Now I was becoming irritated. “You don’t know them at all if you think that.”
“And—forgive my frankness—but you aren’t Farge’s type. Nothing about you makes sense, unless . . .”
He was a reporter. He was looking for stories. And not just any stories, but society secrets. He’d told me that outright. I should have listened.
He was not a friend, and I could not trust him.
He pressed, “I think you might have some knowledge about your uncle’s involvement with Ruef and the board, and maybe, because we’re friends, you’d be willing to help me find the evidence I need.”
“Evidence of what?”
“Graft. Bribery. Unsavory dealings.”
“Mr. LaRosa, I have no idea why you would think my uncle might be involved in any such thing.”
He said nothing, but his gaze lingered on my face, and I felt the threat in it, a tacit quid pro quo. Keep my secret, and I’ll keep yours. I remembered his article about Chinatown. The debutante who’d gone unnamed. Goldie. He knew about her, of course he did. Just as he knew about my uncle’s mistress. Tell me what I want to know, or . . . Goldie, Chinatown . . . It was all the more powerful for being unstated. The danger of it prickled my skin.
A moment, and then two, and then his expression softened; he tapped my glass with his own as if acknowledging a stalemate, and his intensity drained away as quickly as it came. It had bound me more fiercely than I’d realized.
“Well, I’ll leave you to Verina. Give her my best, won’t you? No, wait—on the other hand, don’t. She might throw something at you when she hears my name.”
“That must be a common reaction,” I said.
His mouth quirked in a half smile. “Maybe I’ll see you at Coppa’s.” Then he turned on his heel and walked away.
I started back to the ballroom, relieved that he was gone, but so distracted by his questions and his implications that I did not see the man who stepped in front of me until I nearly ran into him.
“My pardon, Miss Kimble.” He put his hands on my arms to stop my forward movement. “You seem in another world.”
He was familiar, though I could not place him, and then, suddenly, I did.

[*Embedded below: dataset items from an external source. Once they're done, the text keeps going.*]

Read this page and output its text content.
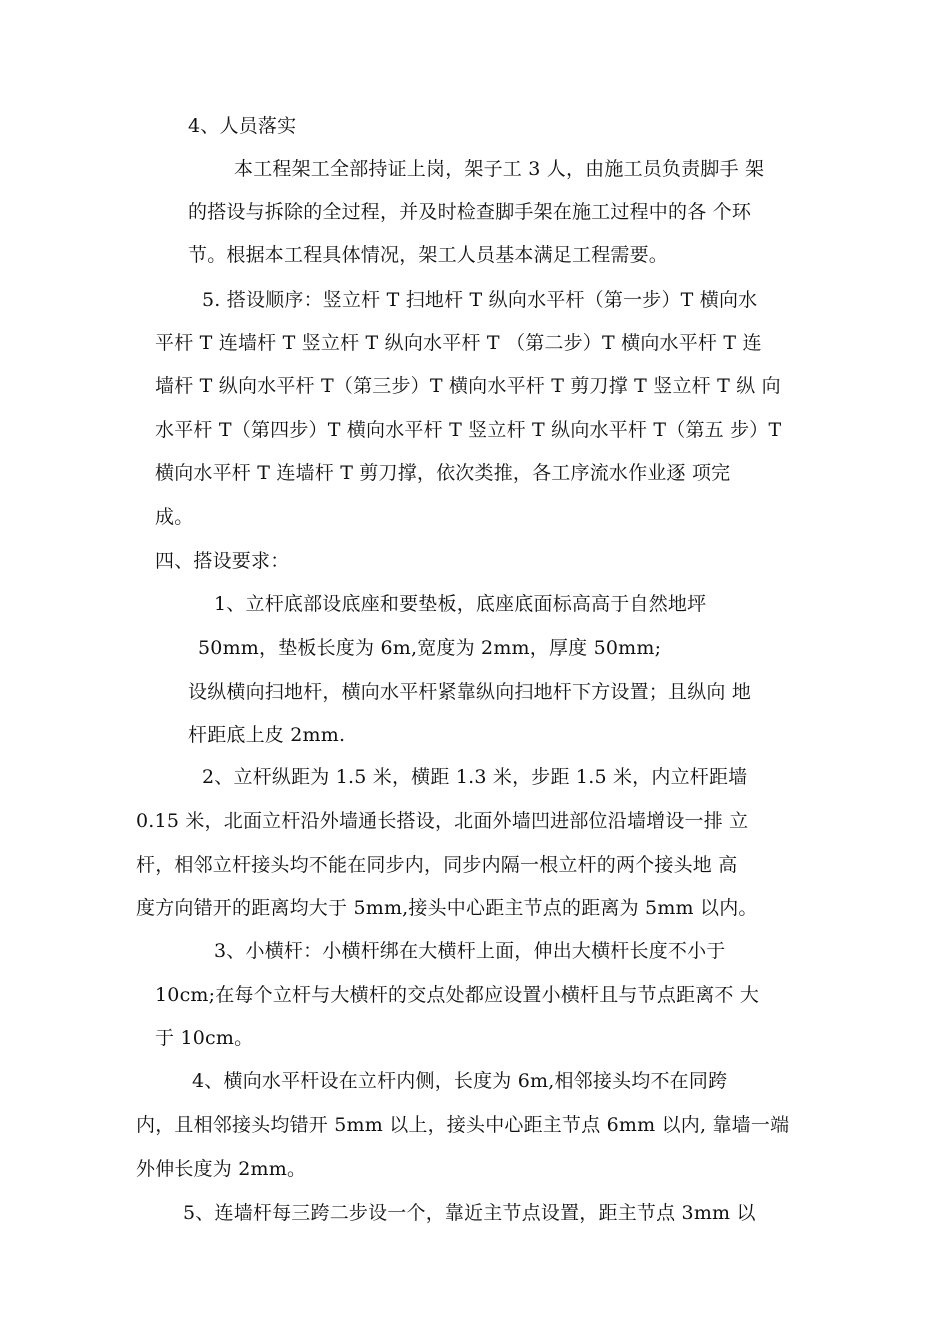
4、人员落实
本工程架工全部持证上岗，架子工 3 人，由施工员负责脚手 架
的搭设与拆除的全过程，并及时检查脚手架在施工过程中的各 个环
节。根据本工程具体情况，架工人员基本满足工程需要。
5. 搭设顺序：竖立杆 T 扫地杆 T 纵向水平杆（第一步）T 横向水
平杆 T 连墙杆 T 竖立杆 T 纵向水平杆 T （第二步）T 横向水平杆 T 连
墙杆 T 纵向水平杆 T（第三步）T 横向水平杆 T 剪刀撑 T 竖立杆 T 纵 向
水平杆 T（第四步）T 横向水平杆 T 竖立杆 T 纵向水平杆 T（第五 步）T
横向水平杆 T 连墙杆 T 剪刀撑，依次类推，各工序流水作业逐 项完
成。
四、搭设要求：
1、立杆底部设底座和要垫板，底座底面标高高于自然地坪
50mm，垫板长度为 6m,宽度为 2mm，厚度 50mm;
设纵横向扫地杆，横向水平杆紧靠纵向扫地杆下方设置；且纵向 地
杆距底上皮 2mm.
2、立杆纵距为 1.5 米，横距 1.3 米，步距 1.5 米，内立杆距墙
0.15 米，北面立杆沿外墙通长搭设，北面外墙凹进部位沿墙增设一排 立
杆，相邻立杆接头均不能在同步内，同步内隔一根立杆的两个接头地 高
度方向错开的距离均大于 5mm,接头中心距主节点的距离为 5mm 以内。
3、小横杆：小横杆绑在大横杆上面，伸出大横杆长度不小于
10cm;在每个立杆与大横杆的交点处都应设置小横杆且与节点距离不 大
于 10cm。
4、横向水平杆设在立杆内侧，长度为 6m,相邻接头均不在同跨
内，且相邻接头均错开 5mm 以上，接头中心距主节点 6mm 以内, 靠墙一端
外伸长度为 2mm。
5、连墙杆每三跨二步设一个，靠近主节点设置，距主节点 3mm 以
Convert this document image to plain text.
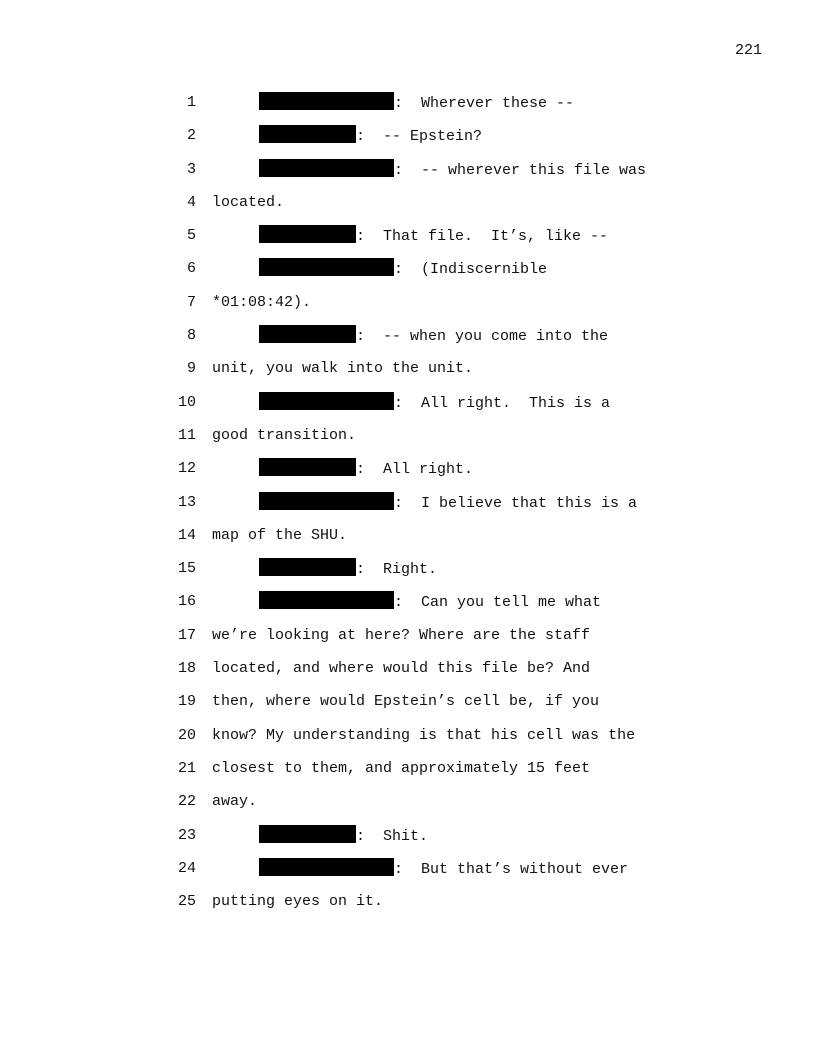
221
1	:  Wherever these --
2	:  -- Epstein?
3	:  -- wherever this file was
4 located.
5	:  That file.  It’s, like --
6	:  (Indiscernible
7 *01:08:42).
8	:  -- when you come into the
9 unit, you walk into the unit.
10	:  All right.  This is a
11 good transition.
12	:  All right.
13	:  I believe that this is a
14 map of the SHU.
15	:  Right.
16	:  Can you tell me what
17 we’re looking at here? Where are the staff
18 located, and where would this file be? And
19 then, where would Epstein’s cell be, if you
20 know? My understanding is that his cell was the
21 closest to them, and approximately 15 feet
22 away.
23	:  Shit.
24	:  But that’s without ever
25 putting eyes on it.
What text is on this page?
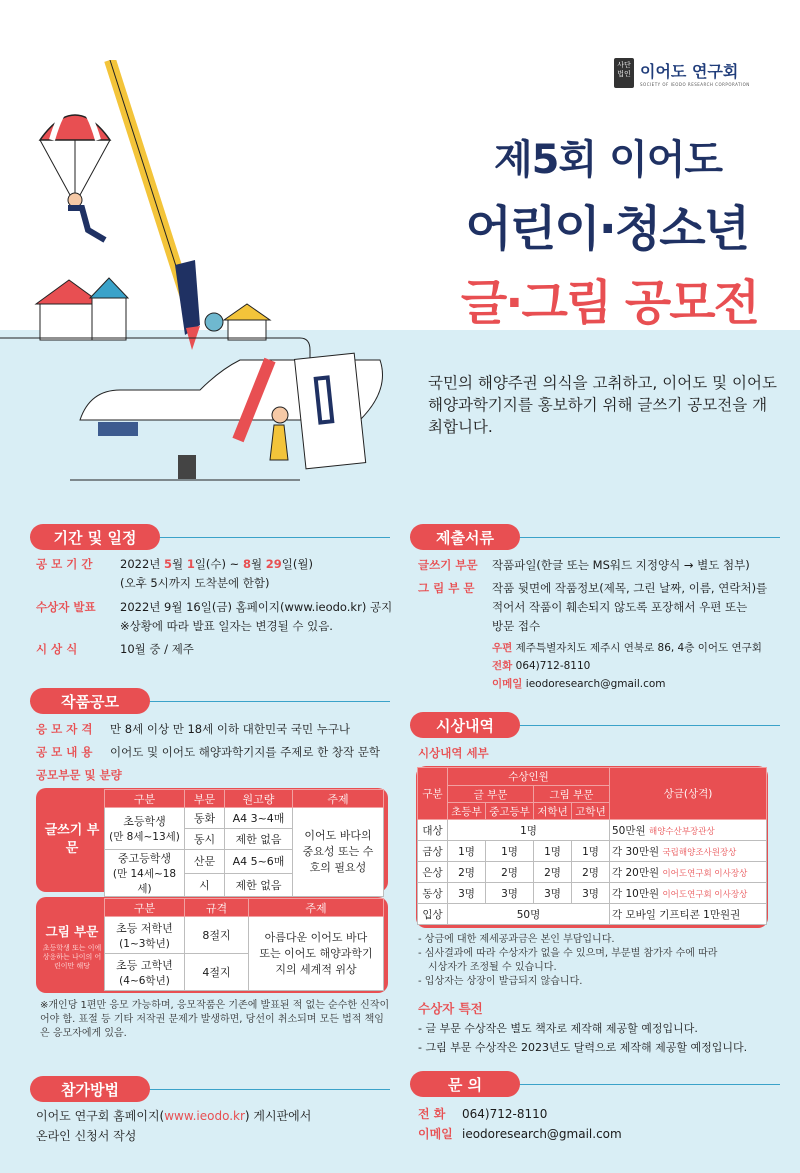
사단 법인 이어도 연구회
SOCIETY OF IEODO RESEARCH CORPORATION
제5회 이어도
어린이·청소년
글·그림 공모전
국민의 해양주권 의식을 고취하고, 이어도 및 이어도 해양과학기지를 홍보하기 위해 글쓰기 공모전을 개최합니다.
기간 및 일정
공 모 기 간 2022년 5월 1일(수) ~ 8월 29일(월)
(오후 5시까지 도착분에 한함)
수상자 발표 2022년 9월 16일(금) 홈페이지(www.ieodo.kr) 공지
※상황에 따라 발표 일자는 변경될 수 있음.
시 상 식	10월 중 / 제주
작품공모
응 모 자 격 만 8세 이상 만 18세 이하 대한민국 국민 누구나
공 모 내 용 이어도 및 이어도 해양과학기지를 주제로 한 창작 문학
공모부문 및 분량
글쓰기 부문
구분	부문	원고량	주제

초등학생
(만 8세~13세)	동화	A4 3~4매	이어도 바다의 중요성 또는 수호의 필요성
	동시	제한 없음	

중고등학생
(만 14세~18세)	산문	A4 5~6매	
	시	제한 없음	
그림 부문
초등학생 또는 이에 상응하는 나이의 어린이만 해당
구분	규격	주제

초등 저학년
(1~3학년)	8절지	아름다운 이어도 바다 또는 이어도 해양과학기지의 세계적 위상

초등 고학년
(4~6학년)	4절지	
※개인당 1편만 응모 가능하며, 응모작품은 기존에 발표된 적 없는 순수한 신작이어야 함. 표절 등 기타 저작권 문제가 발생하면, 당선이 취소되며 모든 법적 책임은 응모자에게 있음.
참가방법
이어도 연구회 홈페이지(www.ieodo.kr) 게시판에서
온라인 신청서 작성
제출서류
글쓰기 부문 작품파일(한글 또는 MS워드 지정양식 → 별도 첨부)
그 림 부 문 작품 뒷면에 작품정보(제목, 그린 날짜, 이름, 연락처)를
적어서 작품이 훼손되지 않도록 포장해서 우편 또는
방문 접수
우편 제주특별자치도 제주시 연북로 86, 4층 이어도 연구회
전화 064)712-8110
이메일 ieodoresearch@gmail.com
시상내역
시상내역 세부
구분	수상인원				상금(상격)
	글 부문		그림 부문		
	초등부	중고등부	저학년	고학년	
대상	1명				50만원 해양수산부장관상
금상	1명	1명	1명	1명	각 30만원 국립해양조사원장상
은상	2명	2명	2명	2명	각 20만원 이어도연구회 이사장상
동상	3명	3명	3명	3명	각 10만원 이어도연구회 이사장상
입상	50명				각 모바일 기프티콘 1만원권
- 상금에 대한 제세공과금은 본인 부담입니다.
- 심사결과에 따라 수상자가 없을 수 있으며, 부문별 참가자 수에 따라
시상자가 조정될 수 있습니다.
- 입상자는 상장이 발급되지 않습니다.
수상자 특전
- 글 부문 수상작은 별도 책자로 제작해 제공할 예정입니다.
- 그림 부문 수상작은 2023년도 달력으로 제작해 제공할 예정입니다.
문 의
전 화 064)712-8110
이메일 ieodoresearch@gmail.com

The Cliff House, the bouncing black feathers on Mrs. Hoffman’s hat, Goldie’s tears and the beach and her explanations of her failed engagement. Dante LaRosa’s comment, “Oelrichs is here somewhere . . . slumming.”
“Oh. Mr. Oelrichs, hello.”
His gaze leaped over my shoulder. “If you’re here, then it means Miss Sullivan must not be far behind. The two of you are in each other’s pockets these days.”
“We are very close,” I said.
“So the gossip says.”
“The gossip?” I asked, unable to help myself, and then remembered my promise to Goldie that I would not listen to anything Stephen Oelrichs had to say.
But Oelrichs looked amused. He had hoped I would ask. He’d set a trap, and I had unwittingly raced right into it. “Why, they say that you lead Miss Sullivan into all manner of indiscreet behavior.”
I blinked in surprise. “Me?”
“That is what they say. You know, at the Cliff House, Mrs. Hoffman liked the look of you. She said you seemed a ‘good girl,’ and that perhaps you might be the one to bring Goldie Sullivan to heel at last.” He tapped my chin, too intimate, too close. “But you and I know better, don’t we?”
“I—I don’t know what you mean.”
His polite expression did not waver. Anyone watching us would have seen only a courteous encounter. “May I offer you a bit of advice? Stay away from China Joe. He’s not the ignorant Chinaman he pretends to be. And he understands English perfectly well.”